I PIANI DI ENEL SULLE RINNOVABILI
A fine 2021 Enel aveva annunciato l’intenzione di spendere 70 miliardi di euro nelle fonti rinnovabili, con l’obiettivo di portare la propria capacità a 129 gigawatt entro il 2030 (oggi ha quasi 60 GW), più altri 70 miliardi nell’espansione e nell’aggiornamento delle reti elettriche, in modo da poter collegare gli impianti con gli utenti finali. In quell’occasione Starace aveva parlato della necessità “di elettrificare i consumi finali il più possibile”, puntando a cavalcare questo processo con le aziende dedicate Enel X ed Enel X Way.
Parallelamente all’espansione delle rinnovabili, Enel conta di abbandonare la generazione a carbone entro il 2027 e quella a gas naturale entro il 2040. Sempre entro il 2040, punta ad abbandonare le attività di vendita al dettaglio del gas. Nel giro di nemmeno vent’anni, dunque, dovrebbe raggiungere una condizione di carbon-free.
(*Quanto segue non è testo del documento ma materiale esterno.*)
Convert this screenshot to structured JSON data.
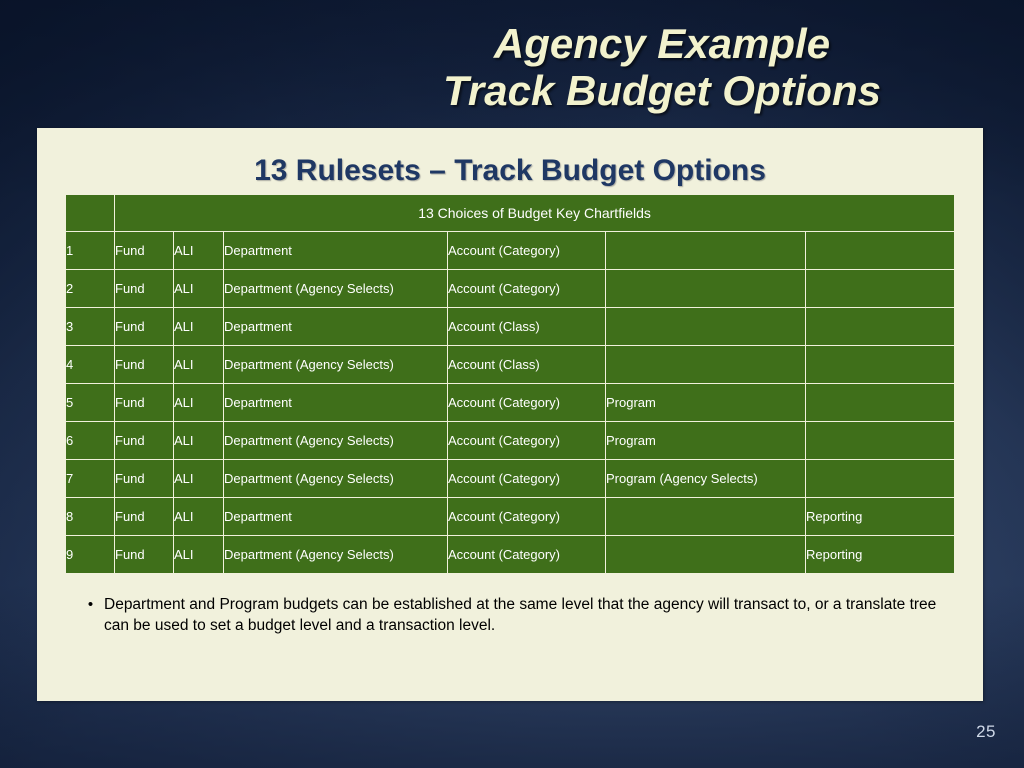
{
  "slide": {
    "background_color": "#1d2e4e",
    "panel_color": "#f1f1dc",
    "accent_green": "#3f6f1a",
    "heading_color": "#1f3864",
    "title_color": "#f2f2cd",
    "page_number": "25"
  },
  "title": {
    "line1": "Agency Example",
    "line2": "Track Budget Options"
  },
  "panel": {
    "heading": "13 Rulesets – Track Budget Options"
  },
  "table": {
    "header": "13 Choices of Budget Key Chartfields",
    "rows": [
      {
        "num": "1",
        "fund": "Fund",
        "ali": "ALI",
        "department": "Department",
        "account": "Account (Category)",
        "program": "",
        "reporting": ""
      },
      {
        "num": "2",
        "fund": "Fund",
        "ali": "ALI",
        "department": "Department (Agency Selects)",
        "account": "Account (Category)",
        "program": "",
        "reporting": ""
      },
      {
        "num": "3",
        "fund": "Fund",
        "ali": "ALI",
        "department": "Department",
        "account": "Account (Class)",
        "program": "",
        "reporting": ""
      },
      {
        "num": "4",
        "fund": "Fund",
        "ali": "ALI",
        "department": "Department (Agency Selects)",
        "account": "Account (Class)",
        "program": "",
        "reporting": ""
      },
      {
        "num": "5",
        "fund": "Fund",
        "ali": "ALI",
        "department": "Department",
        "account": "Account (Category)",
        "program": "Program",
        "reporting": ""
      },
      {
        "num": "6",
        "fund": "Fund",
        "ali": "ALI",
        "department": "Department (Agency Selects)",
        "account": "Account (Category)",
        "program": "Program",
        "reporting": ""
      },
      {
        "num": "7",
        "fund": "Fund",
        "ali": "ALI",
        "department": "Department (Agency Selects)",
        "account": "Account (Category)",
        "program": "Program  (Agency Selects)",
        "reporting": ""
      },
      {
        "num": "8",
        "fund": "Fund",
        "ali": "ALI",
        "department": "Department",
        "account": "Account (Category)",
        "program": "",
        "reporting": "Reporting"
      },
      {
        "num": "9",
        "fund": "Fund",
        "ali": "ALI",
        "department": "Department (Agency Selects)",
        "account": "Account (Category)",
        "program": "",
        "reporting": "Reporting"
      }
    ]
  },
  "bullets": [
    {
      "marker": "•",
      "text": "Department and Program budgets can be established at the same level that the agency will transact to, or a translate tree can be used to set a budget level and a transaction level."
    }
  ]
}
I PIANI PER LA RIDUZIONE DEL DEBITO
Tanto gli investitori quanto il ministero dell’Economia guardano con una certa preoccupazione all’indebitamento di Enel, anche considerato il contesto di aumento dei tassi di interesse.
Nel periodo gennaio-marzo 2023 il debito di Enel è sceso a 58,9 miliardi, rispetto ai circa 60 di fine 2022. Per la fine dell’anno corrente la società vorrebbe portarlo sui 51-52 miliardi. Per raggiungere l’obiettivo, ha avviato un processo di dismissione di attività 21 miliardi di euro in tutto: le cessioni già chiuse ammontano a quasi 11 miliardi, mentre quelle attese per i prossimi mesi si aggirano sui 7 miliardi.
IL FASTIDIO DI CATTANEO PER GLI INVESTIMENTI ALL’ESTERO
La strategia 2023-2025 di Enel prevede, parallelamente alla cessione di alcuni asset, la focalizzazione su sei mercati chiave in Europa e nelle Americhe: ovvero Italia, Spagna, Stati Uniti, Brasile, Cile e Colombia.
Il mercato più interessante per gli investitori internazionali della società è quello nordamericano, visti i generosi incentivi pubblici alle energie pulite contenuti nella legge Inflation Reduction Act. Starace stesso aveva detto di pensare che i sussidi statunitensi alla manifattura di “tecnologie verdi” fossero migliori di quelli europei anche per l’attenzione alla produzione locale di componenti critici.
I piani americani di Enel, tuttavia, infastidiscono il nuovo amministratore delegato Flavio Cattaneo. Qualche settimana fa ha dichiarato infatti al Foglio che “è doveroso costruire una filiera tutta italiana che includa anche la produzione nazionale di pannelli [solari, ndr]. So che Enel ha aperto uno stabilimento a Catania dedicato a questo ma poi lo ha fatto anche negli USA. È un approccio che non condivido: se si vuole salvaguardare l’interesse nazionale, si dovrebbe produrre in Italia e non altrove”.
Non esattamente quello che gli azionisti vogliono sentire.